Can You Use Any Charger With Any Mobile Phone, Laptop, Camera, or Tablet?
Every mobile phone, laptop, and tablet appear to come with their own charger. If you are like me, you have probably compiled quite a few chargers through the years. So the question becomes: is it safe to use a charger with your phone, laptop, camera, or tablet that is not the original manufacturer’s charger that came with the device?
Kinds of Chargers
In this article, we’ll focus on three types of chargers: laptop chargers, micro USB chargers (these are used with phones, tablet computers, and cameras), and Apple Lightning Connectors. While some devices have chargers with a slightly different head or charging cable, these are the most frequent.
Laptop chargers are rather unique to the device they come with. However, there can be some generic chargers which boast the ability to be interchanged between notebooks. This always requires changing of the charger”head” and may not be the optimal charging amperage or voltage to your device.
Micro USBs are designed to be interchangeable, and are standard in many smartphones, Android apparatus, and tablets. Micro USB chargers typically have the same voltage, but may draw various amps. I will explain this further later and how to know if the charger is safe to use (depending on its recorded amps and voltage).
For older devices using a 30-pin charge port, a connector can be used to control the Lightning Connector.
In order for a charger to be used on another device, it’s essential that the plug of the charger (the”head”) fit snugly to the charging port of the unit. Micro USBs are the same across the board as far as charging heads, whilst notebook chargers are usually specific to both make and model. However, the plug fitting firmly is just one part of this equation.
How Voltage and Amperage Matter
Somewhere on the power brick of the charger you’ll get a tag with the charger’s voltage (V) and amperage (A). For other types of chargers, like a smartphone charger, this information is usually found at the base of the charger, in which it would meet up with the wall. For the device you’re attempting to charge, the voltage and amperage required will be seen on the battery that came with the device or on the company’s website.
Voltage is how much power the charger will draw into the apparatus, or how much is being”pushed” into the device by the charger. A phone will usually pull up to approximately 5V, though a laptop can pull up to 25V. A charger must equal the voltage needed by the device.
Amperage is how fast power is”pulled” into the apparatus, or how much electricity is used by the device. The amount of volts won’t ever change, but the quantity of amps that the system pulls may change depending on how hard the device is working. The number that you find on the battery that came with your device are the max amount of amps which can be pulled by the device. The amount found on the charger is how many amps can be pulled simultaneously. If a device is paired with a charger which can’t support the amp necessity, it may burn out the power source and kill the apparatus.
So if you have a modern USB device (smart phone, tablet, or camera) you can plug into a high-amperage USB port and enjoy faster charging (as long as the voltage is equal). *Website Note: if you have an older device, it may not work with USB interfaces that employ the new Battery Charging Specification.

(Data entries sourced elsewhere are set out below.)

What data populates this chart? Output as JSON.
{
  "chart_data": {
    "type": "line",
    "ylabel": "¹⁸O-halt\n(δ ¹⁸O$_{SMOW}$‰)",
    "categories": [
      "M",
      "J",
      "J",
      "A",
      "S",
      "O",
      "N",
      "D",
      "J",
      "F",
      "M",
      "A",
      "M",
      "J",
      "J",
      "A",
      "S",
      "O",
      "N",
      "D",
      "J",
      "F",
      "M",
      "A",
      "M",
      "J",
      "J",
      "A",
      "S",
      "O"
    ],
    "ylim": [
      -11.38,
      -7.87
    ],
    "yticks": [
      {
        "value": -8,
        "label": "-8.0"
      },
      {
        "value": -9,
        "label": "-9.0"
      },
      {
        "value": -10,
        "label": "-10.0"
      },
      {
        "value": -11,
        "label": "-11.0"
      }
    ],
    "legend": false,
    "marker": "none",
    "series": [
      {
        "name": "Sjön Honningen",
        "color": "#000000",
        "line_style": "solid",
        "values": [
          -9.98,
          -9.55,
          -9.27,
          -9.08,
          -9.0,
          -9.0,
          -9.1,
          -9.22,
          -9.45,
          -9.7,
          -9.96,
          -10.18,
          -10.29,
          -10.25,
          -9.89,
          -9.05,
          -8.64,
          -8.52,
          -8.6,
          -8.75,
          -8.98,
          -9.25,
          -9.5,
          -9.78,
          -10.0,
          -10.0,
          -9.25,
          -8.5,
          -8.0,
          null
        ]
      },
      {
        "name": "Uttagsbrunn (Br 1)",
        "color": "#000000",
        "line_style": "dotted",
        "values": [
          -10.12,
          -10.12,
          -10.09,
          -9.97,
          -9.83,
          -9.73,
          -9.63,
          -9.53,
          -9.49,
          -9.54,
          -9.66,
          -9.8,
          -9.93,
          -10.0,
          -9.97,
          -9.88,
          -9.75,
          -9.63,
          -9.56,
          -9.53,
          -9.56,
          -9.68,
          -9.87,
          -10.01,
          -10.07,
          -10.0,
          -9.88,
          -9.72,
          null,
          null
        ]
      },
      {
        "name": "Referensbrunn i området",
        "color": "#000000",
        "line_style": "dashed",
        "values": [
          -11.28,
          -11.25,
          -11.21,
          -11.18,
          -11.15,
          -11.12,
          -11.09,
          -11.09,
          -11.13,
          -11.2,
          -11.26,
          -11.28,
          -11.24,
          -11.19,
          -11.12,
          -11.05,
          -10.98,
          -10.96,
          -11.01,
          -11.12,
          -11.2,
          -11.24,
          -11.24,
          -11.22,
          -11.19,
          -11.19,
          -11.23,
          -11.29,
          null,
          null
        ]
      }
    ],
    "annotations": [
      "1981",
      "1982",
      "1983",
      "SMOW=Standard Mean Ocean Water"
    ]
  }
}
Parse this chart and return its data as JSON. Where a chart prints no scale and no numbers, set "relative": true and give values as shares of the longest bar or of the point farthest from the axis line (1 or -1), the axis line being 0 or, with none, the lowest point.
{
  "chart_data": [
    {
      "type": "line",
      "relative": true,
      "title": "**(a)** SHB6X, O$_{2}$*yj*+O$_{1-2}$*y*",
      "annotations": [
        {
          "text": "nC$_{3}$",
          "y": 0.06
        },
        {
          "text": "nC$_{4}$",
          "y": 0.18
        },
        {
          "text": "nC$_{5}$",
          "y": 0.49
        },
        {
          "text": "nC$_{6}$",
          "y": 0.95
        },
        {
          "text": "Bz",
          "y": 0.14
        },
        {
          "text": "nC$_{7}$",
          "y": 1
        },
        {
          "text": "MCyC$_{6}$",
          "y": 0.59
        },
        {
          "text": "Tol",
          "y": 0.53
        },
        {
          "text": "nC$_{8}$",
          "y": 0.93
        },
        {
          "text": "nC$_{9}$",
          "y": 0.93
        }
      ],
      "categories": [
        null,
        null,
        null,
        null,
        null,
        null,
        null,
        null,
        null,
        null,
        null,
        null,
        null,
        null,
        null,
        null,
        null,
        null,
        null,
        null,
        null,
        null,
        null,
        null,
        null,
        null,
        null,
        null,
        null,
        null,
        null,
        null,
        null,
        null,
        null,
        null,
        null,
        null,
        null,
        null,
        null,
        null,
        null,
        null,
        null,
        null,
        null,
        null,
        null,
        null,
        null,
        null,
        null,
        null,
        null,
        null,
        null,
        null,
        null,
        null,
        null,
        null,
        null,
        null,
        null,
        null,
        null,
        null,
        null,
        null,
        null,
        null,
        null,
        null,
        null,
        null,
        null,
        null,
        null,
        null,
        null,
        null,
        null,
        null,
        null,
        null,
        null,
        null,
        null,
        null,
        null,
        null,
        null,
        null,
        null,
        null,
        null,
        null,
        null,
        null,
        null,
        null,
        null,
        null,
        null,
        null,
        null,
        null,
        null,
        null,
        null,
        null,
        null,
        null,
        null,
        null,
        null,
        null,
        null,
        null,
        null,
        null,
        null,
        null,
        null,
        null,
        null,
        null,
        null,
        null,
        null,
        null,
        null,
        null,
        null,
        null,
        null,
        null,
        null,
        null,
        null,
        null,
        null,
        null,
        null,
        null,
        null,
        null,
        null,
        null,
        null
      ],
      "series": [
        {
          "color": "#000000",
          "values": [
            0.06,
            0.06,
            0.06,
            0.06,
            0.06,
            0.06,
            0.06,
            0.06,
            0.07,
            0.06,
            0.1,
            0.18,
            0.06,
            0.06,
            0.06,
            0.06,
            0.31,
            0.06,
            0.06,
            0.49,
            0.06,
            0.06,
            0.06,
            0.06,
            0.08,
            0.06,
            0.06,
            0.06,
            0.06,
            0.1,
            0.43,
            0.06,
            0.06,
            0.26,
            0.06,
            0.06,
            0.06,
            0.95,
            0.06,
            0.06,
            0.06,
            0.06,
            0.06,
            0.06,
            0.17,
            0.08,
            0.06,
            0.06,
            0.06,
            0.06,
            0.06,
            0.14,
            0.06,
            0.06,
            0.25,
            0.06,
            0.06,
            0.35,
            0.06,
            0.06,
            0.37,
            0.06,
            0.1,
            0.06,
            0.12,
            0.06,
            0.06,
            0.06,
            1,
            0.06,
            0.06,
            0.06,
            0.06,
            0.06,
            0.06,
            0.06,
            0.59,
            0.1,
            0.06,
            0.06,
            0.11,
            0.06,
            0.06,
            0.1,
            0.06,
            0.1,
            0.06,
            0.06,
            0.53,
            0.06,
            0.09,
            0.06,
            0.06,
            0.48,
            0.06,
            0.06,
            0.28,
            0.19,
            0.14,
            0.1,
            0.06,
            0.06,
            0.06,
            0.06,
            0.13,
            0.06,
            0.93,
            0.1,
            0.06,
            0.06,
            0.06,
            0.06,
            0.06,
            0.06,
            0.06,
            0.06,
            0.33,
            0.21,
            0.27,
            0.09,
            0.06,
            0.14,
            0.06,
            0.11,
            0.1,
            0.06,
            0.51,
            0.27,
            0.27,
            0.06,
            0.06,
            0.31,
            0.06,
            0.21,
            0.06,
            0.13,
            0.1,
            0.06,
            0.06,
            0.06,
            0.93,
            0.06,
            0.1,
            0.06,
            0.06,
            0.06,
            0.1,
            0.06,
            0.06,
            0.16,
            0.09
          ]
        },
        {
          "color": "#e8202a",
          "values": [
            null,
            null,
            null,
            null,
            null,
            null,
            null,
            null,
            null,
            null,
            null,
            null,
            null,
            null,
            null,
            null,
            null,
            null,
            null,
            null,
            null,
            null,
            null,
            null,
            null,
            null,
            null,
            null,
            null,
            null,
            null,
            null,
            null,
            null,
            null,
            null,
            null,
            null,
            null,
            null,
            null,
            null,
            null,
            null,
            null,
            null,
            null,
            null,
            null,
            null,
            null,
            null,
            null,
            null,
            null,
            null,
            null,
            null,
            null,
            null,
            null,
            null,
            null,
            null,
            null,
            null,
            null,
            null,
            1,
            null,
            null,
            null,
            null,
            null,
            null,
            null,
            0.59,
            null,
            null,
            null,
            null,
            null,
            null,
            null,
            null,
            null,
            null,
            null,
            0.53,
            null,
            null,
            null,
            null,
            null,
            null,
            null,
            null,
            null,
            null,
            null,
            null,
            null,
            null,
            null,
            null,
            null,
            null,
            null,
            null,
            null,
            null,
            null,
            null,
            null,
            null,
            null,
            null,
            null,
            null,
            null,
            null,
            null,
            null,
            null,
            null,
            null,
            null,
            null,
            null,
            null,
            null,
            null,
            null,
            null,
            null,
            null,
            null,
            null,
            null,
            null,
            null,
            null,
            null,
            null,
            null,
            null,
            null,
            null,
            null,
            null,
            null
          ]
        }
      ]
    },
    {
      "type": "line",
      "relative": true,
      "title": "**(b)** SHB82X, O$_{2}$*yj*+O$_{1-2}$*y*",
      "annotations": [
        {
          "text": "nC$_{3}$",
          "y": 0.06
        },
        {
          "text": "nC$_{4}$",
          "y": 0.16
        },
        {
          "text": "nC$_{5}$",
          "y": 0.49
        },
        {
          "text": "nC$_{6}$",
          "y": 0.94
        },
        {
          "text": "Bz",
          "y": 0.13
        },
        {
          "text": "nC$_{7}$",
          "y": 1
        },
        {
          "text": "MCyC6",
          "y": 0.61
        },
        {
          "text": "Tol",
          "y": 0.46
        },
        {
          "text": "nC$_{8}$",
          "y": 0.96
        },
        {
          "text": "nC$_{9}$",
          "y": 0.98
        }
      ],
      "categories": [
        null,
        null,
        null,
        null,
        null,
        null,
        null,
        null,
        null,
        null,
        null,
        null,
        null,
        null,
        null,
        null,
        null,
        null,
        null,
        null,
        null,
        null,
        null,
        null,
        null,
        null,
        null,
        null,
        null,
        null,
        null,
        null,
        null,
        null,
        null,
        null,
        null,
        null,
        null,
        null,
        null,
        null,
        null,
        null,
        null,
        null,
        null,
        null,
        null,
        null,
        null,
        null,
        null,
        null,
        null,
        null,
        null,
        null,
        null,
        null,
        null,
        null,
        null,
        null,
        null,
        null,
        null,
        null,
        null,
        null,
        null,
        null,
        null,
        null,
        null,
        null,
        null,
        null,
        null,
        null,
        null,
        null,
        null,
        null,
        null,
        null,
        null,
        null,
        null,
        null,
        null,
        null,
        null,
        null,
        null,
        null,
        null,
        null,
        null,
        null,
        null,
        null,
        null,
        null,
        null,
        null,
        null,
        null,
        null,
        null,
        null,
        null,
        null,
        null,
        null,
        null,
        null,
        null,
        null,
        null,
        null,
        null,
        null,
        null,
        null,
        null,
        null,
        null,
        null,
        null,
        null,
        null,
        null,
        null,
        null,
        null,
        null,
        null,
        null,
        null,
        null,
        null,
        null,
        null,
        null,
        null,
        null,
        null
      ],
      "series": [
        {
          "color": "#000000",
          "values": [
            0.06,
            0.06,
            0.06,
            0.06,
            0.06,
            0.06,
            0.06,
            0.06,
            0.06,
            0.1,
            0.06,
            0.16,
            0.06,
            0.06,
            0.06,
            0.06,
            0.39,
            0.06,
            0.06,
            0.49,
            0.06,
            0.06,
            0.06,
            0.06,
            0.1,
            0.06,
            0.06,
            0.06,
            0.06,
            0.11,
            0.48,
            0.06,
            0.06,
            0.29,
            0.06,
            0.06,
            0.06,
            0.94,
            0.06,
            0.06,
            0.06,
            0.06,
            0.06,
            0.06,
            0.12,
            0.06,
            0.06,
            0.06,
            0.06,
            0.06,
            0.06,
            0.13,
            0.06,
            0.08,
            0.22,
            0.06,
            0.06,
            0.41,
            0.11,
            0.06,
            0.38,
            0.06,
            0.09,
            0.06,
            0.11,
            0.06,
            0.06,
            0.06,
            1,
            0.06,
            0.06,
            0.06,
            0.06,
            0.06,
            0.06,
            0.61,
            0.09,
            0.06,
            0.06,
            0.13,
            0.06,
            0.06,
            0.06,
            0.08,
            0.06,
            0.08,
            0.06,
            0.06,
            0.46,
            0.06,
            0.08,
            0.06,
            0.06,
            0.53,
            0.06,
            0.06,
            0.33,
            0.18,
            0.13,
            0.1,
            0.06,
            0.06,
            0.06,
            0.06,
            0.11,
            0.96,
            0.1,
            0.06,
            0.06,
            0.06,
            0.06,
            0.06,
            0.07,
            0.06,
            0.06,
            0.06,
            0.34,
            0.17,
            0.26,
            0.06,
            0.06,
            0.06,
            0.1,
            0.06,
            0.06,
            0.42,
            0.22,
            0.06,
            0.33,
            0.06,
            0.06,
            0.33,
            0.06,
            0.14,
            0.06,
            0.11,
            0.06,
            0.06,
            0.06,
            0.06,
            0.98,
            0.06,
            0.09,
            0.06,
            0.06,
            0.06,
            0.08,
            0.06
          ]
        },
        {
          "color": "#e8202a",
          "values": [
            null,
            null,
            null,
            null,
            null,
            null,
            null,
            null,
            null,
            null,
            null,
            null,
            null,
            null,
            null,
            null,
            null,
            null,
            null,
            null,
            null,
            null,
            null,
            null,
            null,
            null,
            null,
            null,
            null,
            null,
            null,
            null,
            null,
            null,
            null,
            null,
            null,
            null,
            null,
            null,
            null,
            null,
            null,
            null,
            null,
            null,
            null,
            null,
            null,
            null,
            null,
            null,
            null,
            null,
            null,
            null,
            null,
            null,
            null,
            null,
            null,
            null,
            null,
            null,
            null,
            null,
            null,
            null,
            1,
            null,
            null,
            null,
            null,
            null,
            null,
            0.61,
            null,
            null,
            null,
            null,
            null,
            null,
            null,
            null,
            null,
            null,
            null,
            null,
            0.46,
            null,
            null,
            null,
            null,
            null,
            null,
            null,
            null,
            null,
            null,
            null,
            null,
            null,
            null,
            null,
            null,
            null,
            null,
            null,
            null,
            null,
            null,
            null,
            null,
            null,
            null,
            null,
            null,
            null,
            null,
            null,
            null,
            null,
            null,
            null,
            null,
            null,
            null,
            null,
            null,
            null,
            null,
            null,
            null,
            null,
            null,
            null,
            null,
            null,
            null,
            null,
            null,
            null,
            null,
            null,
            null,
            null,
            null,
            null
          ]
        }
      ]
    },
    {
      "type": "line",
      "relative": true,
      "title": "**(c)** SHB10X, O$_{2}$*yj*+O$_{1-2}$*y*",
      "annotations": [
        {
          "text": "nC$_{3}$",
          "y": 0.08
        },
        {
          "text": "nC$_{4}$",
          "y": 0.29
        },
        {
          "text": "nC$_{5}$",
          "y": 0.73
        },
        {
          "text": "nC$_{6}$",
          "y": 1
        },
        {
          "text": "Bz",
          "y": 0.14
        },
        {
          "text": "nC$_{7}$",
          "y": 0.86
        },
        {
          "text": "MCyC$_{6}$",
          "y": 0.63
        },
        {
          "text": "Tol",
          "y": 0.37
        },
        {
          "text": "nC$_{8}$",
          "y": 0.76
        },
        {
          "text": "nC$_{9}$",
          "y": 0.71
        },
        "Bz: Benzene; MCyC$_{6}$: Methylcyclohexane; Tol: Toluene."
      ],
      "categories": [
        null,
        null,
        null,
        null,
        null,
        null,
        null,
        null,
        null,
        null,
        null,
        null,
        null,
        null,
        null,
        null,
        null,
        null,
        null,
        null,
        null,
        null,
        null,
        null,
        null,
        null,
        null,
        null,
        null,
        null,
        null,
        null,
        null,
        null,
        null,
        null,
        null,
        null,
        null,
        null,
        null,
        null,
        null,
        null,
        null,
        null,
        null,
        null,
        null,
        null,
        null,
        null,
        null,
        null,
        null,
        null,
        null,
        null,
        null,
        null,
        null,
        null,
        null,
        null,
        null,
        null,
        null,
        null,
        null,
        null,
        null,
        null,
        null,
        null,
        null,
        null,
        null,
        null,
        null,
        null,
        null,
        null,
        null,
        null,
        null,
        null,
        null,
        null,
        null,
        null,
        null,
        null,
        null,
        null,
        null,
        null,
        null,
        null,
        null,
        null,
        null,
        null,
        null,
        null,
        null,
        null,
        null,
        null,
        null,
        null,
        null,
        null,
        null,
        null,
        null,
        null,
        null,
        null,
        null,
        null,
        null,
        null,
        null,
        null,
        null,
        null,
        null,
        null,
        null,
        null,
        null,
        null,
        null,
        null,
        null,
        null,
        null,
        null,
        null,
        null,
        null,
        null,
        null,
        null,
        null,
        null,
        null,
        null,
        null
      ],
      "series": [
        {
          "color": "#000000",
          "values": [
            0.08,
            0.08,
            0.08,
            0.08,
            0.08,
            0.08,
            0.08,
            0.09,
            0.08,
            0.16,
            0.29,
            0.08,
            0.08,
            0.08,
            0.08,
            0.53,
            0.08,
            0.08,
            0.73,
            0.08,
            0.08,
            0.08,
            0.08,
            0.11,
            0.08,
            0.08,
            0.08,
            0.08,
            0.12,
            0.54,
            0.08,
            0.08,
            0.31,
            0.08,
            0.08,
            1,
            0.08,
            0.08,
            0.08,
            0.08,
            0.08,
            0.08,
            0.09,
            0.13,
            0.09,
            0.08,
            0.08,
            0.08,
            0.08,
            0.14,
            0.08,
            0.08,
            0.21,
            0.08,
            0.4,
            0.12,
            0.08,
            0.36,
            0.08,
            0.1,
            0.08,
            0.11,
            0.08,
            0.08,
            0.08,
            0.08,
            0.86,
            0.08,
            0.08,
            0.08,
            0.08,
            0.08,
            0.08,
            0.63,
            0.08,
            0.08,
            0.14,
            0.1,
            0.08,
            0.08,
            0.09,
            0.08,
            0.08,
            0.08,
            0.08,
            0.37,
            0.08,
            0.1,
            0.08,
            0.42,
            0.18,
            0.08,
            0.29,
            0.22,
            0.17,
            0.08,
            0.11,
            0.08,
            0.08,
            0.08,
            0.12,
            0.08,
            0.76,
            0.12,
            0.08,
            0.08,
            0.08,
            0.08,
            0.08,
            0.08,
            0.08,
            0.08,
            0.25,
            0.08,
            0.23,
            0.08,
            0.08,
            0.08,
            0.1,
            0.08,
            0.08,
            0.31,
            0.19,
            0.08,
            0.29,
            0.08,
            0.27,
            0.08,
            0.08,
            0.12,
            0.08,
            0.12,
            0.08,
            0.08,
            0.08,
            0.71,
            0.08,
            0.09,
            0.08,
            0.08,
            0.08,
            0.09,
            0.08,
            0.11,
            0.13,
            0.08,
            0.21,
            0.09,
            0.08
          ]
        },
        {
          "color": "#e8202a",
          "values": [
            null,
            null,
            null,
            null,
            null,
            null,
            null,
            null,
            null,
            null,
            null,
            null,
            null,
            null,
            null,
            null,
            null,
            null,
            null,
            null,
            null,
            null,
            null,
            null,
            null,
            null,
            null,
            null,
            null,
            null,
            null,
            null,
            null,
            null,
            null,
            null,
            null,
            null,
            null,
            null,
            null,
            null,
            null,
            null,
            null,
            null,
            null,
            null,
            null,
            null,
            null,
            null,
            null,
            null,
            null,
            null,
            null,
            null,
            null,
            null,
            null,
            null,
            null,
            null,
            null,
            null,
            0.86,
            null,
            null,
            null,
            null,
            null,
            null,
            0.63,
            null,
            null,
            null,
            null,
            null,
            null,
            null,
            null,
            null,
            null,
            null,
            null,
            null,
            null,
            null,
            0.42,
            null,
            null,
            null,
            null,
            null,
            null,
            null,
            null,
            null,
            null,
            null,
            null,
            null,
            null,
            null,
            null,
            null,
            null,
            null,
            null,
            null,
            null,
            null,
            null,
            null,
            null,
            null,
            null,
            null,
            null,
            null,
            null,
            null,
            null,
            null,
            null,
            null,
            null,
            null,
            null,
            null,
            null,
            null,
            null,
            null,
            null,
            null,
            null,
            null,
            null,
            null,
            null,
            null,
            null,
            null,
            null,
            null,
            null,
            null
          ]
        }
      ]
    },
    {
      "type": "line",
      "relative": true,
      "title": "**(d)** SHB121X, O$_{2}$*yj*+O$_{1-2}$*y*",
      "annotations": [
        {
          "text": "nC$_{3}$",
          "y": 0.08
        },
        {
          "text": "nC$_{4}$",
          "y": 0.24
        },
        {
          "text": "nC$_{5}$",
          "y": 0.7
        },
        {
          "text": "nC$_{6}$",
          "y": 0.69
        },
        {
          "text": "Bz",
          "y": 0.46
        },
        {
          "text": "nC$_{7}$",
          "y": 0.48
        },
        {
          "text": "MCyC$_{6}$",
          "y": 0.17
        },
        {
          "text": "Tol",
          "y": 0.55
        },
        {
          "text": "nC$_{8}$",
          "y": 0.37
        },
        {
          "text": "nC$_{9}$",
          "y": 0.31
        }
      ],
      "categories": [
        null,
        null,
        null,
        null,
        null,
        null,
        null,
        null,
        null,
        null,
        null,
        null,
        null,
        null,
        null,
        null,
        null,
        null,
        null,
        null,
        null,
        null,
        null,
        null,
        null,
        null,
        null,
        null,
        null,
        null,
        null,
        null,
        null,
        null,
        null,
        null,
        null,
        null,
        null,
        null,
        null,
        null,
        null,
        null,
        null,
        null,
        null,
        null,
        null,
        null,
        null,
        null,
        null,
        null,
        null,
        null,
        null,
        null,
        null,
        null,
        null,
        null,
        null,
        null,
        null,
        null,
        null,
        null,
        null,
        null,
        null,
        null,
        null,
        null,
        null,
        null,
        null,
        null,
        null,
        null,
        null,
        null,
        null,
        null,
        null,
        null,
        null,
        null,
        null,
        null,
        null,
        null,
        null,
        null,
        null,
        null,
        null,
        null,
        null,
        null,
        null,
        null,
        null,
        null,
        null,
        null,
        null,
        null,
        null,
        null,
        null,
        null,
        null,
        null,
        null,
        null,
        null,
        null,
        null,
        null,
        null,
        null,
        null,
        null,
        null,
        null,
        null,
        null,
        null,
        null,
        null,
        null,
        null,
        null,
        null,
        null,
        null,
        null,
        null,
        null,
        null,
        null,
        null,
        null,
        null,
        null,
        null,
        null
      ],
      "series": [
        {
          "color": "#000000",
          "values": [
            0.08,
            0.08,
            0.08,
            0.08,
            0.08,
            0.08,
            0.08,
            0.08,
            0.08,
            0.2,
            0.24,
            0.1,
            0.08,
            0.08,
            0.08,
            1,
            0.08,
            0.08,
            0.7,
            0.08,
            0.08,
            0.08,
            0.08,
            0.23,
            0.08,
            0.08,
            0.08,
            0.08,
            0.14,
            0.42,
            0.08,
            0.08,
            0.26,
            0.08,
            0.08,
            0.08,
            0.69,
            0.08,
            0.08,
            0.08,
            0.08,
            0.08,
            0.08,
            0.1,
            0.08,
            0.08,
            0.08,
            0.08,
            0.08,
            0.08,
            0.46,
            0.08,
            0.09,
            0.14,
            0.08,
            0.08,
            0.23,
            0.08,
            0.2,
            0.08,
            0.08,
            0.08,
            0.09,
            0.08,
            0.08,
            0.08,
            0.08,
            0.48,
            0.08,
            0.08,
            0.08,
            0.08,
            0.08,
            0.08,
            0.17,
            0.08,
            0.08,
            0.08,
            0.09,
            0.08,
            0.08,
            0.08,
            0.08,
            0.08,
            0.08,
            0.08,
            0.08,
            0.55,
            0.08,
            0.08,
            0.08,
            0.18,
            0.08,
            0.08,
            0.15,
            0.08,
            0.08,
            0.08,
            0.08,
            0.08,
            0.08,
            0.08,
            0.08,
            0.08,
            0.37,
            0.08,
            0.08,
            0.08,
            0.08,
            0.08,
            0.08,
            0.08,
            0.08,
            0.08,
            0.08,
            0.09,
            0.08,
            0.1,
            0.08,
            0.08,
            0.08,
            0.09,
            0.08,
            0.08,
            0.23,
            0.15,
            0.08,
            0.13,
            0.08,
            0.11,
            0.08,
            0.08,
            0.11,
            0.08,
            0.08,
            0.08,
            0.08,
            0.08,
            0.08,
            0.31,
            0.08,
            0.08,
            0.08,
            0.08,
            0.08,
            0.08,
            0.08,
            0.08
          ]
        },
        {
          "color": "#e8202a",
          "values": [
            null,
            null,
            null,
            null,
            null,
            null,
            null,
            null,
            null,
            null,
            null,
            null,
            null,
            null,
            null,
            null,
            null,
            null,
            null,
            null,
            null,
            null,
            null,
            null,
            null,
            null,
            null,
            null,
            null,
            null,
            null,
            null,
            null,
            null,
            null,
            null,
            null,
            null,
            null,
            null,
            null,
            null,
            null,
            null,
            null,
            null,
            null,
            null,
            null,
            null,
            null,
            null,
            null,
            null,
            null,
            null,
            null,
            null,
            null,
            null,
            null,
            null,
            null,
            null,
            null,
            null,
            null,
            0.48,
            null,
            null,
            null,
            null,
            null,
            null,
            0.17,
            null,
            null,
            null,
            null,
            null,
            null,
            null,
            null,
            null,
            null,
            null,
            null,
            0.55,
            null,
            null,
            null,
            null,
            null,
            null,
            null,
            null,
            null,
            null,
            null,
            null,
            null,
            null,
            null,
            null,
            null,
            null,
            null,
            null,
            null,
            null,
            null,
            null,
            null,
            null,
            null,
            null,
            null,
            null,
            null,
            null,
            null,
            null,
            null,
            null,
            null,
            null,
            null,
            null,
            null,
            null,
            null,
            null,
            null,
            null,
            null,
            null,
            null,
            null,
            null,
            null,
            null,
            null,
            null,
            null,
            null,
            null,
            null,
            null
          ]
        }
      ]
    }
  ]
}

If The Micro USB Charger’s Voltage Is Not 5v…
Some devices may have their voltage listed using a plus/minus on it like this: 5v +- 5%. If this is the case, you may use a charger rated at 4.75 to 5.25v because that score is telling you is that the device can take 5v minus 5% of 5v = 4.75 volts OR 5v plus 5 percent of 5v = 5.25 volts.
An interesting point to note is all chargers provide a higher voltage than the batteries that they charge. That is pretty much how they operate. There needs to be a voltage differential to generate the necessary current flow in the correct way to charge the battery. When you look at your car, it’s a 12V battery, but typical alternators provide 13.8 to 14.4V charging voltage to the battery.
Stay Away From Cheap Knockoff Chargers
The issue with knockoffs, particularly cheap knockoffs, is that they frequently don’t support the power requirements of the apparatus, or are not built to maintain a steady flow safely. This can cause damage to the device but can also pose a safety/fire hazard. Overall, it’s best to stay with the charger made for the device you’re using.
Now You Know How To Safely & Effectively Swap Chargers
I hope this article was able to assist you. Now you know how to safely and effectively use a charger that did not include your smart phone, laptop, camera, tabletcomputer, or other apparatus. Be sure to follow exactly what we said and you should be good to go!